Christopher Pearson, who is an Adelaide journalist and columnist with 'The Weekend Australian', examines the case for a stronger emphasis on beauty in the Liturgy in the light of its absence from many of today's liturgical celebrations.
This article - here edited - originally appeared in 'The Weekend Australian' and is published with the author's permission.
Dominican priest from Sydney, Fr Ephraem Chifley, commented recently on "the weakness of the progressive position on liturgy - a radical incomprehension of culture or beauty" which resulted in "verbose, self-conscious rites". It was not surprising, he said, "that the younger generation finds them deeply unappealing."
A fellow-Dominican, Fr Peter Knowles, who is an expert on Eastern Rite liturgies, added: "Aesthetic appeal and conversion cannot be placed at war with one another ... the beauty of the churches' solemnities invites the individual to conversion." But it was, he added, "many a long day" since beauty had been part of the debate - "even remarked on, much less weighed and discussed" in local church circles.
It was an allusion to the philistine provincialism which has long held sway within Australian Catholicism. Elsewhere aesthetic issues can be discussed without apology.
Take for example Hans Urs von Balthasar, the 20th century's most notable writer on the theology of beauty. He said: "We can be sure that whoever sneers at Beauty's name, as if she were the ornament of a bourgeois past - whether he admits it or not - can no longer pray and soon will no longer be able to love" (Preface to The Glory of the Lord.)
It should be stressed that von Balthasar is talking about beauty seen as "a transcendental property of being" - along with goodness, truth and unity - rather than something that could be simply reduced to a matter of differing tastes in church haberdashery. Even so, it's clear what he thinks of wilful philistinism and its numbing consequences.
Can the consequences of a marked preference for the ugly really be as serious as von Balthasar suggests? Outside church circles, does it matter a damn anyhow?
The answer to the first two questions lies in the effects of Vatican II reform - as it was widely implemented - on the Catholic Church, and parallel changes in the Anglican Communion.
Catholic Archbishop of Sydney, Cardinal George Pell, summed up the present state of the Church: "A collapse of faith and practice unequalled for hundreds of years ... the departure of many priests and religious, the collapse in vocations, the decline in churchgoing and the spread of doctrinal and moral confusion." Outside of the fundamentalist Sydney diocese, the Anglican experience has been a comparable catastrophe.
Plainly, not all the woes of the churches can be explained in terms of their cack-handed vernacular liturgies. Other forces, from the pill, the sexual revolution, rock music and consumerism to the rise of New Age and occult substitutes, played their part. Yet liturgy was the main point of contact between churchgoers and the churches and fewer and fewer are attending regularly.
Continuity in worship
It is instructive to look at the Orthodox and Lutheran churches by way of comparison.

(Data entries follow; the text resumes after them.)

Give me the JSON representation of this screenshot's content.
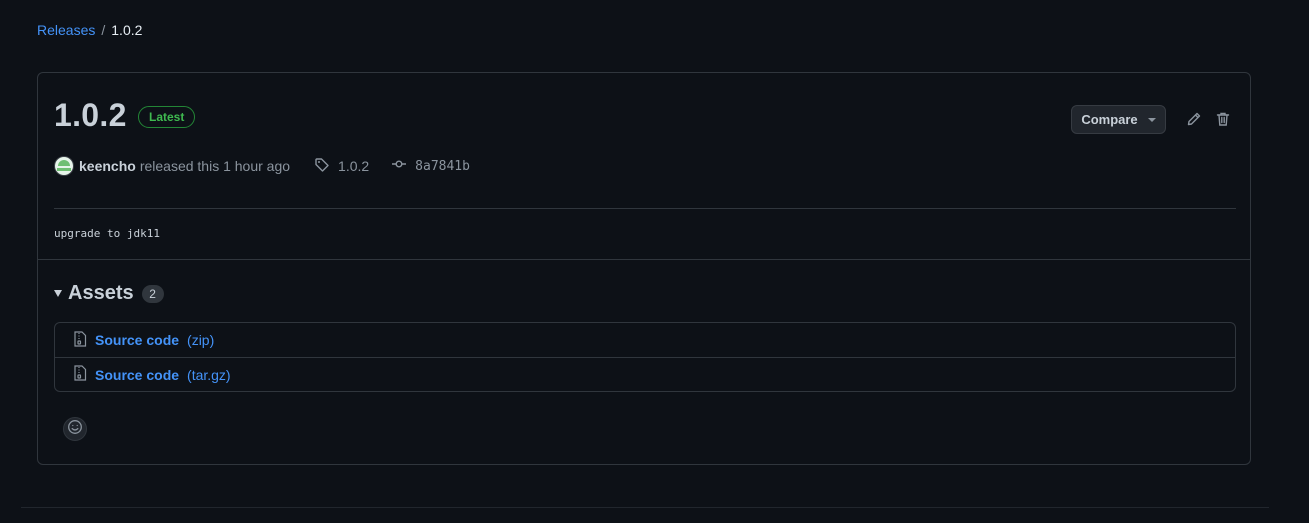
{
  "breadcrumb": {
    "parent": "Releases",
    "separator": "/",
    "current": "1.0.2"
  },
  "release": {
    "title": "1.0.2",
    "badge": "Latest",
    "author": "keencho",
    "released_text": "released this 1 hour ago",
    "tag": "1.0.2",
    "commit": "8a7841b",
    "notes": "upgrade to jdk11"
  },
  "toolbar": {
    "compare_label": "Compare",
    "edit_icon": "pencil-icon",
    "delete_icon": "trash-icon"
  },
  "assets": {
    "title": "Assets",
    "count": "2",
    "items": [
      {
        "name": "Source code",
        "ext": "(zip)",
        "icon": "file-zip-icon"
      },
      {
        "name": "Source code",
        "ext": "(tar.gz)",
        "icon": "file-zip-icon"
      }
    ]
  },
  "reactions": {
    "icon": "smiley-icon"
  },
  "colors": {
    "background": "#0d1117",
    "border": "#30363d",
    "link": "#4493f8",
    "latest_green": "#3fb950"
  }
}
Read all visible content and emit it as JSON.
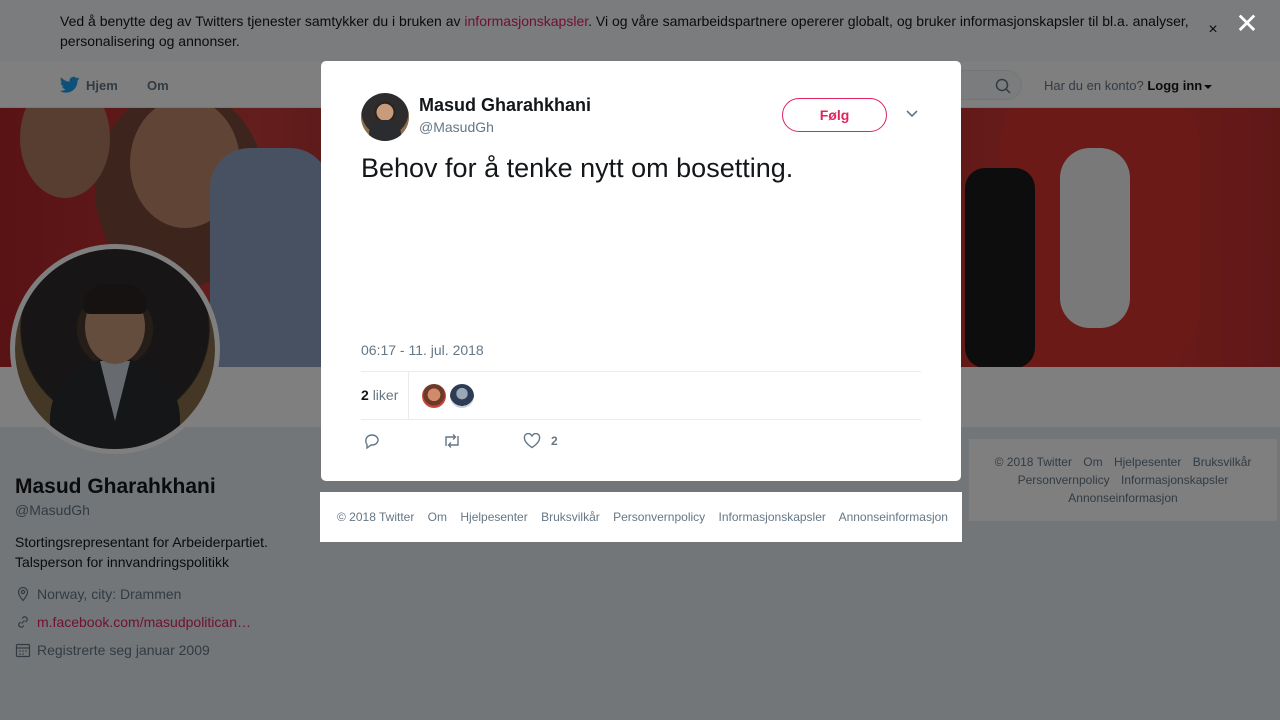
{
  "cookie_banner": {
    "text_before": "Ved å benytte deg av Twitters tjenester samtykker du i bruken av ",
    "link": "informasjonskapsler",
    "text_after": ". Vi og våre samarbeidspartnere opererer globalt, og bruker informasjonskapsler til bl.a. analyser, personalisering og annonser.",
    "close_glyph": "×"
  },
  "close_modal_glyph": "✕",
  "nav": {
    "home": "Hjem",
    "about": "Om",
    "account_prompt": "Har du en konto?",
    "login": "Logg inn"
  },
  "profile": {
    "name": "Masud Gharahkhani",
    "handle": "@MasudGh",
    "bio_line1": "Stortingsrepresentant for Arbeiderpartiet.",
    "bio_line2": "Talsperson for innvandringspolitikk",
    "location": "Norway, city: Drammen",
    "url": "m.facebook.com/masudpolitican…",
    "joined": "Registrerte seg januar 2009"
  },
  "right_footer": {
    "items": [
      "© 2018 Twitter",
      "Om",
      "Hjelpesenter",
      "Bruksvilkår",
      "Personvernpolicy",
      "Informasjonskapsler",
      "Annonseinformasjon"
    ]
  },
  "tweet": {
    "name": "Masud Gharahkhani",
    "handle": "@MasudGh",
    "follow_label": "Følg",
    "text": "Behov for å tenke nytt om bosetting.",
    "timestamp": "06:17 - 11. jul. 2018",
    "likes_count": "2",
    "likes_label": "liker",
    "like_action_count": "2"
  },
  "modal_footer": {
    "items": [
      "© 2018 Twitter",
      "Om",
      "Hjelpesenter",
      "Bruksvilkår",
      "Personvernpolicy",
      "Informasjonskapsler",
      "Annonseinformasjon"
    ]
  },
  "colors": {
    "accent": "#e0245e",
    "twitter_blue": "#1da1f2",
    "text_secondary": "#657786"
  }
}
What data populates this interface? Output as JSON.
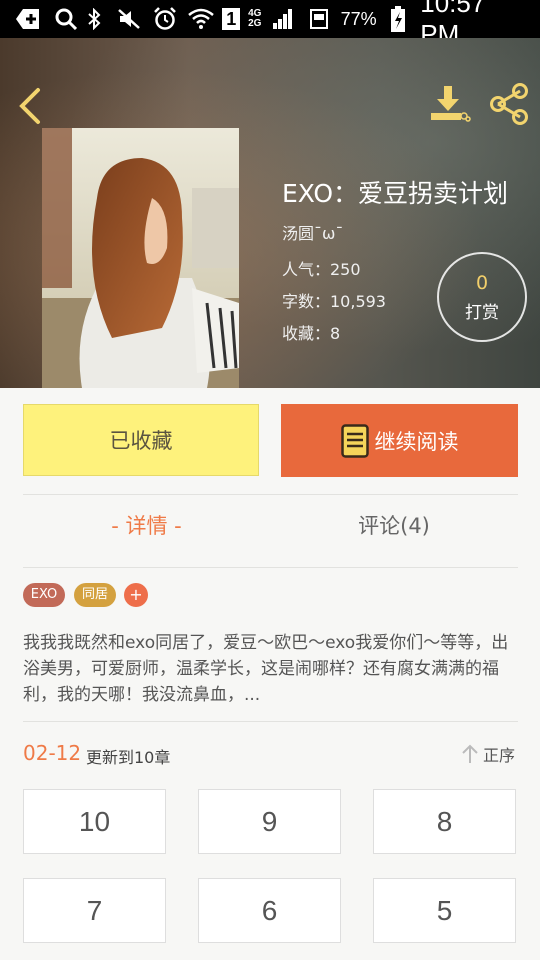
{
  "status_bar": {
    "battery": "77%",
    "time": "10:57 PM",
    "network_top": "4G",
    "network_bottom": "2G",
    "sim": "1"
  },
  "header": {
    "back_icon": "chevron-left-icon",
    "download_icon": "download-icon",
    "share_icon": "share-icon"
  },
  "book": {
    "title": "EXO：爱豆拐卖计划",
    "author": "汤圆¯ω¯",
    "popularity": "人气：250",
    "word_count": "字数：10,593",
    "favorites": "收藏：8",
    "tip_count": "0",
    "tip_label": "打赏"
  },
  "actions": {
    "favorited_label": "已收藏",
    "continue_label": "继续阅读"
  },
  "tabs": {
    "detail": "- 详情 -",
    "comments": "评论(4)"
  },
  "tags": {
    "items": [
      "EXO",
      "同居"
    ],
    "add": "+"
  },
  "summary": "我我我既然和exo同居了，爱豆～欧巴～exo我爱你们～等等，出浴美男，可爱厨师，温柔学长，这是闹哪样？还有腐女满满的福利，我的天哪！我没流鼻血，...",
  "updates": {
    "date": "02-12",
    "text": "更新到10章",
    "order_label": "正序"
  },
  "chapters": [
    "10",
    "9",
    "8",
    "7",
    "6",
    "5"
  ],
  "colors": {
    "accent": "#e8693c",
    "fav_button": "#fef27c",
    "tip_count": "#f2cf6b"
  }
}
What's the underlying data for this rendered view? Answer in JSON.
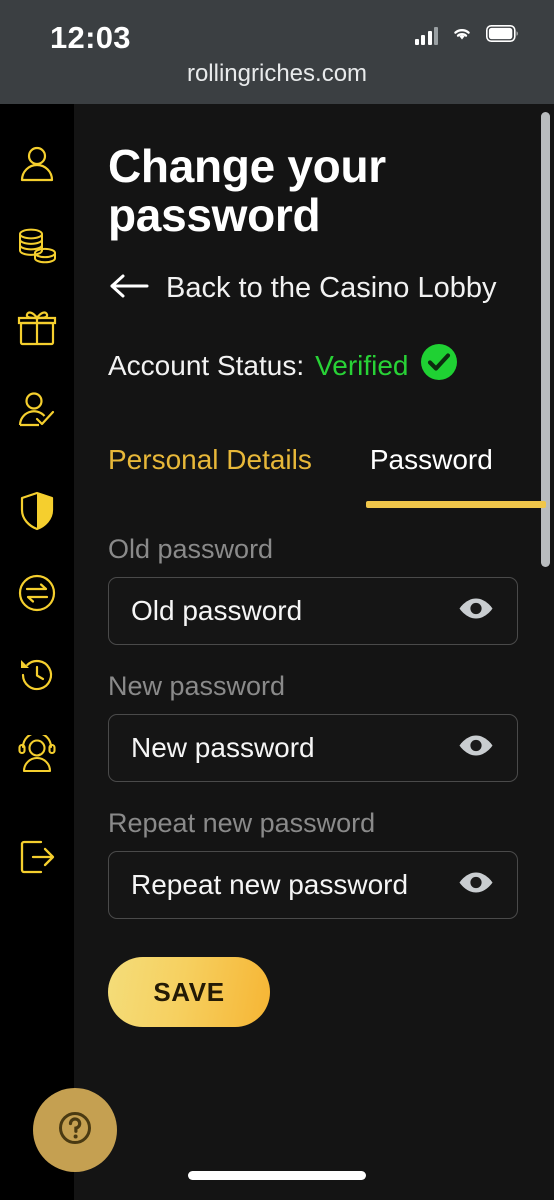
{
  "status_bar": {
    "time": "12:03",
    "signal_icon": "cellular-signal-icon",
    "wifi_icon": "wifi-icon",
    "battery_icon": "battery-icon",
    "url": "rollingriches.com"
  },
  "sidebar": {
    "items": [
      {
        "icon": "user-account-icon",
        "name": "sidebar-item-account"
      },
      {
        "icon": "coins-stack-icon",
        "name": "sidebar-item-cashier"
      },
      {
        "icon": "gift-box-icon",
        "name": "sidebar-item-bonuses"
      },
      {
        "icon": "user-verified-icon",
        "name": "sidebar-item-verification"
      },
      {
        "icon": "shield-icon",
        "name": "sidebar-item-responsible-gaming"
      },
      {
        "icon": "transfer-arrows-icon",
        "name": "sidebar-item-transactions"
      },
      {
        "icon": "history-clock-icon",
        "name": "sidebar-item-history"
      },
      {
        "icon": "headset-support-icon",
        "name": "sidebar-item-support"
      },
      {
        "icon": "logout-icon",
        "name": "sidebar-item-logout"
      }
    ]
  },
  "main": {
    "title": "Change your password",
    "back_link": {
      "label": "Back to the Casino Lobby",
      "icon": "arrow-left-icon"
    },
    "account_status": {
      "label": "Account Status:",
      "value": "Verified",
      "icon": "check-circle-icon",
      "color": "#28d236"
    },
    "tabs": [
      {
        "label": "Personal Details",
        "active": false
      },
      {
        "label": "Password",
        "active": true
      }
    ],
    "fields": [
      {
        "label": "Old password",
        "placeholder": "Old password",
        "value": "Old password",
        "toggle_icon": "eye-icon"
      },
      {
        "label": "New password",
        "placeholder": "New password",
        "value": "New password",
        "toggle_icon": "eye-icon"
      },
      {
        "label": "Repeat new password",
        "placeholder": "Repeat new password",
        "value": "Repeat new password",
        "toggle_icon": "eye-icon"
      }
    ],
    "save_label": "SAVE"
  },
  "help_button": {
    "icon": "question-mark-icon"
  },
  "colors": {
    "accent_gold": "#f0c64a",
    "tab_inactive_gold": "#e8b839",
    "verified_green": "#28d236",
    "sidebar_bg": "#000000",
    "main_bg": "#141414",
    "statusbar_bg": "#3b3f42"
  }
}
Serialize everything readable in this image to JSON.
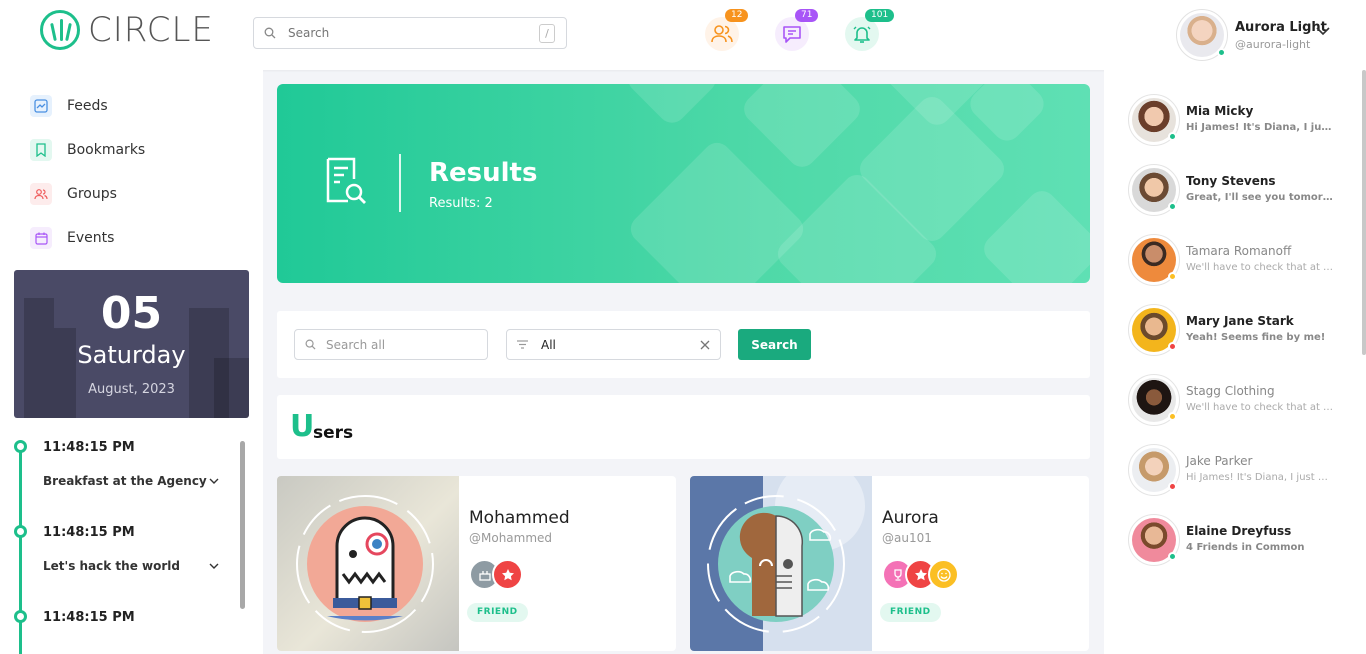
{
  "brand": {
    "name": "CIRCLE"
  },
  "header": {
    "search_placeholder": "Search",
    "search_shortcut": "/",
    "friends_count": "12",
    "messages_count": "71",
    "notifications_count": "101",
    "user": {
      "name": "Aurora Light",
      "handle": "@aurora-light"
    }
  },
  "sidebar": {
    "nav": [
      {
        "label": "Feeds"
      },
      {
        "label": "Bookmarks"
      },
      {
        "label": "Groups"
      },
      {
        "label": "Events"
      }
    ],
    "date": {
      "day": "05",
      "weekday": "Saturday",
      "month_year": "August, 2023"
    },
    "timeline": [
      {
        "time": "11:48:15 PM",
        "title": "Breakfast at the Agency"
      },
      {
        "time": "11:48:15 PM",
        "title": "Let's hack the world"
      },
      {
        "time": "11:48:15 PM",
        "title": ""
      }
    ]
  },
  "banner": {
    "title": "Results",
    "subtitle": "Results: 2"
  },
  "filters": {
    "search_placeholder": "Search all",
    "type_value": "All",
    "search_button": "Search"
  },
  "users_section": {
    "first_letter": "U",
    "rest": "sers"
  },
  "users": [
    {
      "name": "Mohammed",
      "handle": "@Mohammed",
      "tag": "FRIEND"
    },
    {
      "name": "Aurora",
      "handle": "@au101",
      "tag": "FRIEND"
    }
  ],
  "chats": [
    {
      "name": "Mia Micky",
      "message": "Hi James! It's Diana, I just wanted to let you know"
    },
    {
      "name": "Tony Stevens",
      "message": "Great, I'll see you tomorrow!."
    },
    {
      "name": "Tamara Romanoff",
      "message": "We'll have to check that at the office"
    },
    {
      "name": "Mary Jane Stark",
      "message": "Yeah! Seems fine by me!"
    },
    {
      "name": "Stagg Clothing",
      "message": "We'll have to check that at the office"
    },
    {
      "name": "Jake Parker",
      "message": "Hi James! It's Diana, I just wanted to let you know"
    },
    {
      "name": "Elaine Dreyfuss",
      "message": "4 Friends in Common"
    }
  ],
  "colors": {
    "accent": "#1dbf8b",
    "button": "#1aaa7e",
    "orange": "#f7931e",
    "purple": "#a855f7",
    "teal": "#1dbf8b"
  }
}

Distinguished sociologists such as Mary Douglas and Peter Berger had been warning anyone who cared to listen in the 1960s that a period of upheaval was precisely the time to emphasise continuity in forms of worship rather than radical changes. The more conservative Lutherans and the Eastern churches were in any case averse to change and justly proud of their own traditions.
Progressive liturgists and ecclesiastical bureaucrats generally need to confront the fact that these churches have remained relatively immune to the Zeitgeist.
It is hard to think of an oxymoron that epitomises the churches' attempts to accommodate modernity more aptly than a Rock Mass. For rock'n'roll is essentially about sex and the Mass is about the Mass, and between them is a great gulf fixed. Trendy priests who hoped to harness rock music to their own ends were deluding themselves.
One is reminded of Dean Inge's line: "He who marries the Spirit of the Age will soon find himself a widower."
The virtual collapse of most forms of mainstream Christianity is a matter which deserves to be taken seriously well beyond the circles where it is most immediately apparent. Politicians and police say they often ponder the question: without religion to underpin public morality, what is left apart from fear of the law to prevent people doing what ever they like? The common answer is nothing much, beyond the feel-good factor in "doing the right thing".
On that reckoning, the social fabric is a fragile construct and road rage a foretaste of far worse to come.
Beyond pragmatic considerations of order and the maintenance of a civil society, there are other reasons why institutional Christianity will be missed.
The popular triumph of Mel Gibson's film, The Passion of the Christ, which even temporarily succeeded in swelling Easter congregations, is suggestive. There is still a surprising, deep-seated hunger for what the churches once had to offer. Neither the use of Aramaic and Latin nor the medieval, Grunewaldian representation of suffering deterred most of the (often youthful) audiences.
In fact, avoiding the distraction of American-accented English broadened its appeal and the use of archaic languages was often said to universalise its themes. The film, like its maker, is also quite explicitly a product of the Tridentine Mass.
That unexpected box-office surge of longing for the numinous is a terrible reproach to the Churches.